Granny, her mother Gazzie, and her nephew Winston
More than a few folks in Granny’s family left the mountains of NC for the factories of Michigan. Some of them came back home and some of them made a new home up north and only came home for holidays and vacations.
Granny is the third youngest in her large family of nine children with two brothers, James and Lucky just below her. Their parents were Gazzie and Charlie Jenkins.
Gazzie’s brother Byers and his family lived near Gazzie and Charlie. Granny said the house was white but it was so dusty it looked yellow and they all called it the little yellow house. She said “Uncle Byers said we couldn’t call it the white house noway because we sure ain’t that important.”
Byers moved his family to Michigan for work and Granny said they missed them something terrible.
One day Gazzie sent Granny and James to her oldest daughter Faye’s house to get taters. They had an ole toe-sack to carry the taters in. It was about three-fourths full and heavy for two little kids to carry. They took turns holding the heavy sack as they walked back home.
Granny and James didn’t know it, but Byers had come home from Michigan to get his family’s furniture.
Byers was shaving and just as Granny and James came up the hill by his house he stuck his soaped up face in the window and made a sound like a ghost. Granny said she shoved the taters at James and took off running as fast as her bare feet could go. She stubbed her big toe on a root, but kept on going. James was right behind her running as fast as his little legs would go holding tight to the taters the whole way.

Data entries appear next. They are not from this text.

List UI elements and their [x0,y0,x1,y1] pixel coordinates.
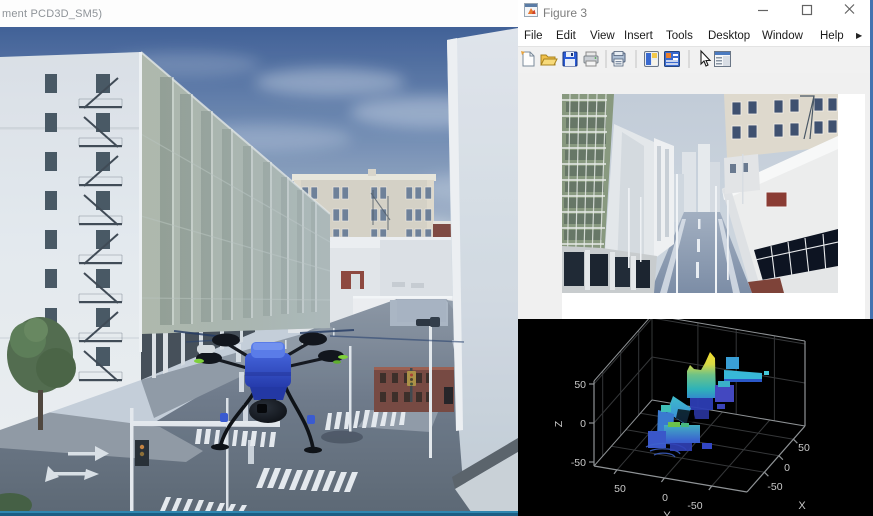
svg-text:50: 50 [614,483,626,495]
svg-text:-50: -50 [687,500,702,512]
svg-text:Y: Y [663,510,671,516]
svg-text:50: 50 [574,379,586,391]
svg-text:-50: -50 [767,481,782,493]
svg-text:X: X [798,500,806,512]
svg-text:0: 0 [580,418,586,430]
svg-text:Z: Z [553,420,565,427]
svg-text:50: 50 [798,442,810,454]
svg-text:0: 0 [662,492,668,504]
svg-text:-50: -50 [571,457,586,469]
svg-text:0: 0 [784,462,790,474]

Byers loved to play jokes and for the rest of his life he’d tell the story of scaring Granny and James. He said James was running so fast the sack of taters was sticking straight out behind him.
Every memory I have of Uncle Byers is one of him laughing with a twinkle in his eye. Although I don’t mention it much, music was a big part of Granny’s family too. I hope to let you hear a song from Byers one of these days.